A Herdeira do Gelo - Capítulo 19
O ataque de Kian já havia se iniciado e Kanan e os outros estavam lutando contra ele neste exato momento, enquanto Lynn e Orlen cuidavam dos sobreviventes na base dos Cavaleiros da Avalanche. Agora, Yara precisava correr para ajudar Christa.
Longe o bastante de onde acontecia o combate, Yara preparou uma flecha e se deixou ser guiada pela força, atirando-a para perto de Kian, a uma distância de 200 metros além da fumaça das chamas.
Nesse momento, Kian se encontrava segurando Christa pelo seu pescoço, prestes a tirar a sua vida, mas de repente apenas a jogou para o lado e se abaixou para pegar a flecha.
Surpresa, Christa se levantou com dificuldade e também se virou para a direção em que Kian observava. Seus dois braços quase que em carne viva, como se tivesse mergulhado em um mar de lava, sua respiração ofegante e seu rosto manchado de sangue. Estava em seu limite.
“O que ele está olhando?” — pensou, confusa.
Kian sorriu, transbordando-se de arrogância.
— Acho que você errou — disse, alto o bastante para que pudesse ser ouvido, retirando a flecha do chão em um esforço quase que inútil.
— Tem certeza? — retrucou Yara, se revelando através da cortina de fumaça. — Não estava mirando em você.
— Yara…? — perguntou Christa, a voz quase não saindo.
— O que? Então isso significa que… — começou, mas sua fala foi interrompida.
A flecha brilhou com um brilho bem fraco e explodiu na mão de Kian, que no mesmo instante olhou para Yara com um olhar mortal.

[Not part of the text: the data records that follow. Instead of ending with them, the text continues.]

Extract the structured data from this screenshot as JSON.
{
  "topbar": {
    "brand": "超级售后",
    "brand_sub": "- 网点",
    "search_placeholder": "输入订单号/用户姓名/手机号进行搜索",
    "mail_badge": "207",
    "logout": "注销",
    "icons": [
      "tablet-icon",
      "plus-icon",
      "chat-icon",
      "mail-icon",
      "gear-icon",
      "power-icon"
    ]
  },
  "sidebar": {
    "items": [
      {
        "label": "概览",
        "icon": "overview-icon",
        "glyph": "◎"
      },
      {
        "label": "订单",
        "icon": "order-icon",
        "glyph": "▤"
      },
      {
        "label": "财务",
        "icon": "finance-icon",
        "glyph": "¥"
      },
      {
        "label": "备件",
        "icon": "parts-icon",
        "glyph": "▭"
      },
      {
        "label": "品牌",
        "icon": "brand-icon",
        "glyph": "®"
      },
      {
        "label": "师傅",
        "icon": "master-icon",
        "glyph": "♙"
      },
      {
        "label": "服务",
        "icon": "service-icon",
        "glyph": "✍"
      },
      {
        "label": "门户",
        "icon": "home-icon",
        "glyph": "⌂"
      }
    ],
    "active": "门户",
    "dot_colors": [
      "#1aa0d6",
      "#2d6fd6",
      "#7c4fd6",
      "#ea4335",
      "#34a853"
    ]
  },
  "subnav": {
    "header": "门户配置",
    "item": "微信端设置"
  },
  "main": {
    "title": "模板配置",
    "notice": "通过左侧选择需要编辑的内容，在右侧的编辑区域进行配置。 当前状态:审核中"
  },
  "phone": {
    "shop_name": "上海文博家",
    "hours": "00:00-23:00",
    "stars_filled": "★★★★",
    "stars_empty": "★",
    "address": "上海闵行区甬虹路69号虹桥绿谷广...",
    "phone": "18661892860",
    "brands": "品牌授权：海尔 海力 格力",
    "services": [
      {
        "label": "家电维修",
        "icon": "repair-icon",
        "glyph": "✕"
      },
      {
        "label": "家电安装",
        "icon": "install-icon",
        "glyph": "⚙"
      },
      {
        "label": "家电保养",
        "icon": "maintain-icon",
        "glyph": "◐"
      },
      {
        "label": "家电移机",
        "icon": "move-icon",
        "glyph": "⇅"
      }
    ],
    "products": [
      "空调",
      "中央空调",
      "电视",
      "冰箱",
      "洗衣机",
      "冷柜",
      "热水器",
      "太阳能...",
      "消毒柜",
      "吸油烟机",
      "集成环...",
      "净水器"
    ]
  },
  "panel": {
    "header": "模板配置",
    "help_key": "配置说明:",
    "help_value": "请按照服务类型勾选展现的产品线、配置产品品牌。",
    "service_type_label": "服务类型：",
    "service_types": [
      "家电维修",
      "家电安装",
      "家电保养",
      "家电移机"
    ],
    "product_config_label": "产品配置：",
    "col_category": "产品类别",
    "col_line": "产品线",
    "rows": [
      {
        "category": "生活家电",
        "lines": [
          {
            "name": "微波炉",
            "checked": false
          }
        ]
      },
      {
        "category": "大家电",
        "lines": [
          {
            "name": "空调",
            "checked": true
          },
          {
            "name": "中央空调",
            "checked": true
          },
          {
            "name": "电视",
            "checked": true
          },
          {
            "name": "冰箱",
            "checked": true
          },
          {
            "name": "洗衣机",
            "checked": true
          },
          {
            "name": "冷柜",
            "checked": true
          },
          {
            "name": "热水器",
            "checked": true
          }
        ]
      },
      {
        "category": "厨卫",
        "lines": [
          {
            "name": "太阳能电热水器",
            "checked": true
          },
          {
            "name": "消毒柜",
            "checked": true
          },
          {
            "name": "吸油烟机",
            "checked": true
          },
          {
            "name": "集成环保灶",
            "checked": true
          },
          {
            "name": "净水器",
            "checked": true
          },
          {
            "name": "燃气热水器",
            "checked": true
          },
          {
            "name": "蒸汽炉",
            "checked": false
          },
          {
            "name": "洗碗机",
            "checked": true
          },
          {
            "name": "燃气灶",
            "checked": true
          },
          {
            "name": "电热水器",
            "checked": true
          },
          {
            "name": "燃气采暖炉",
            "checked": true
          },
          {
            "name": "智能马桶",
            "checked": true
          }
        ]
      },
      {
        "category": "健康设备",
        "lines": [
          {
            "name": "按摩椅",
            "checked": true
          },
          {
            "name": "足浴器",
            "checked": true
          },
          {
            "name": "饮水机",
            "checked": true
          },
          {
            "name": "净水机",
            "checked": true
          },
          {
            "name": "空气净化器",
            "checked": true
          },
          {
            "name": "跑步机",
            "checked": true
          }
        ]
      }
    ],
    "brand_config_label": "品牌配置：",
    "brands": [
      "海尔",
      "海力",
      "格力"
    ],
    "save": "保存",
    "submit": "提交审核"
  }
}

Seu corpo começou a se congelar pouco a pouco, primeiro os braços, depois as pernas, e por fim… a cabeça. Em seus últimos momentos antes se congelar por completo, ele falou suas últimas palavras:
— Tudo em nome do caos.
Uma hora antes…
Kanan olhou ao seu redor e viu a cidade que por muito tempo lutou para protegê-la ao lado de seu mentor, Arthur Fritz, agora sendo destruída diante de seus olhos. Não havia nada que pudesse fazer para impedir isso, a destruição era inevitável.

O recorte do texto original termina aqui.